C’est Sade qui le dit : « Les femmes bandent par l’oreille ». Nous laisserons au divin marquis toute la responsabilité de cette aventureuse assertion. Ce qu’en revanche nous avons maintes fois vérifié, c’est que chez nos compagnes la dissonance peut être un cas de divorce. Mon expérience en la matière – forcément limitée, diverse tout de même – m’incite à avancer qu’au-delà de Debussy le consensus se fragilise ; que s’agissant d’Alban Berg on n’est plus trop suivi ; arrivé à Stockhausen, par personne ou presque. Pourquoi, je ne sais, car semblable intolérance sensorielle ne se confirme pas avec la peinture (à la notable exception de Bacon, je l’ai déjà dit ici). Reste que (pas de chance ?) aucune de mes compagnes, ni même amies de coeur, ne s’est trouvé partager avec moi ce goût en effet bizarre : pour un espace sonore autre que tonal et tempéré. C’est un constat, aucunement un jugement de valeur. Même s’il est vrai que toute vie est lutte entre les goûts et les couleurs.

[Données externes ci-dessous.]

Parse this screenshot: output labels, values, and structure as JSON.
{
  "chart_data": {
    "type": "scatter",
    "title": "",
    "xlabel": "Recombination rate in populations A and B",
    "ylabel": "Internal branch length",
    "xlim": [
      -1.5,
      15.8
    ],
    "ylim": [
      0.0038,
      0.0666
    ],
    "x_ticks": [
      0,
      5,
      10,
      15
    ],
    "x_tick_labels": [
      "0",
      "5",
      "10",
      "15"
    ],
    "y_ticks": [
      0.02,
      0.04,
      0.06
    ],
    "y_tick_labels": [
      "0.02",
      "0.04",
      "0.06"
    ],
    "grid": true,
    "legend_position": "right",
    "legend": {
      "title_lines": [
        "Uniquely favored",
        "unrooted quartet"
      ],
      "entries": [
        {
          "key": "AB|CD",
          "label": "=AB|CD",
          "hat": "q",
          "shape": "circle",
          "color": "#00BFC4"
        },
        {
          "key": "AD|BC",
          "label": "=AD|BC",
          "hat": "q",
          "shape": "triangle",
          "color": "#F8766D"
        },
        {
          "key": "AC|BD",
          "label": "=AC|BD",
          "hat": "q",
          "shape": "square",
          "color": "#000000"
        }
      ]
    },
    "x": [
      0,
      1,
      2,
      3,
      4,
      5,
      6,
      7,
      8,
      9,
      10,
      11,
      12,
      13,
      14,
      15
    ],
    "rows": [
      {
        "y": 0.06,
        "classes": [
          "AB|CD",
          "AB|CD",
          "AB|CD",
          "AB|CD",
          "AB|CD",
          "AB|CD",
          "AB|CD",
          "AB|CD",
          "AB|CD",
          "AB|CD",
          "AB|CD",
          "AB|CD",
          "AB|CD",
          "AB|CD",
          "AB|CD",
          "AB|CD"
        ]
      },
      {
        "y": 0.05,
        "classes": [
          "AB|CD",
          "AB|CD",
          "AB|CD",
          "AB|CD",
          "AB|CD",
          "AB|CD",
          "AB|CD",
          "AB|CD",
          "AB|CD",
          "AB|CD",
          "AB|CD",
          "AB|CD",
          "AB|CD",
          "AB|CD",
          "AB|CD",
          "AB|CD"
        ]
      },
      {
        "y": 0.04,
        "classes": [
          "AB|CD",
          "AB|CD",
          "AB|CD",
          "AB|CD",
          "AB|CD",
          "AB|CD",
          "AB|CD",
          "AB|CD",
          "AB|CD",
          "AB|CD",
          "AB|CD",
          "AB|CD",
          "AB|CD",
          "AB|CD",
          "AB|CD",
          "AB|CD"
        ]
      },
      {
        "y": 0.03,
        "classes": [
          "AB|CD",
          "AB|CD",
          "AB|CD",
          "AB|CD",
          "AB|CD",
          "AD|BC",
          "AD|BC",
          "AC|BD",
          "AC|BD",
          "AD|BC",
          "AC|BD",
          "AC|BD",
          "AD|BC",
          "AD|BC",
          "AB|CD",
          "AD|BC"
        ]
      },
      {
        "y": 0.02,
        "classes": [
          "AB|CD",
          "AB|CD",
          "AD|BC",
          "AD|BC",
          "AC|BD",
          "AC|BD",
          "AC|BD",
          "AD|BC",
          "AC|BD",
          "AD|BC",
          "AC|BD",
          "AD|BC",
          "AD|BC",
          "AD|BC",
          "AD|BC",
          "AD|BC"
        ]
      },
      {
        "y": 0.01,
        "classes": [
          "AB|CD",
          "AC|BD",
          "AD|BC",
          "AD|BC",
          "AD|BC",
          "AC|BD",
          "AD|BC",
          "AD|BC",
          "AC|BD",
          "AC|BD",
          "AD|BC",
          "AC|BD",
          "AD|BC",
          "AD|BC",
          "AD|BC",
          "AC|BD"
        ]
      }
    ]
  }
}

Dès que j’ai eu 18 ans et un salaire confortable (790 francs, quand une amie ouvrière dans la confection en gagnait 290, et pour bien plus de 35h), je me suis précipité chez le disquaire le plus proche, chez qui j’ai raflé maint coffret de Bach notamment – mais aussi des galettes de compositeurs qui sur France Mu avaient agacé mon oreille au bon sens du mot : Penderecki fut le premier (avant son virage néotonal), et Xenakis (son Oresteia avec choeur d’enfants, avant les monstres « stochastiques » genre Terretekhtorh qui lui vaudront les foudres post mortem de Boulez) (mais j’aimais ça aussi, ces oeuvres à la fois cosmiques et indécidables, pour lesquelles il n’existe pas de matériel d’écoute convenable : 4 orchestres, le 5ème disséminé dans le public, deux bandes magnétiques décalées, etc. – et ce n’était encore que les années 60). Ensuite Lutoslawski, Boulez bien sûr, Ivo Malec, Takemitsu de qui je découvrais le subtil November steps (1967) avant ses nombreuses musiques de films, pour Kurosawa, Oshima, surtout le génial Suna no onna, La Femme du sable, de Teshigahara, d’après le chef-d’oeuvre d’Abe Kôbô… Il y avait aussi Jean-Claude Eloy, ses nappes sonores électroniques des années 70 au fort parfum d’Orient, Shânti de 1973, Gaku no michi (les chemins de la musique) de 1978, plus tard des expériences avec orchestre de gagaku et choeurs de moines bouddhistes (A l’approche du feu méditant)…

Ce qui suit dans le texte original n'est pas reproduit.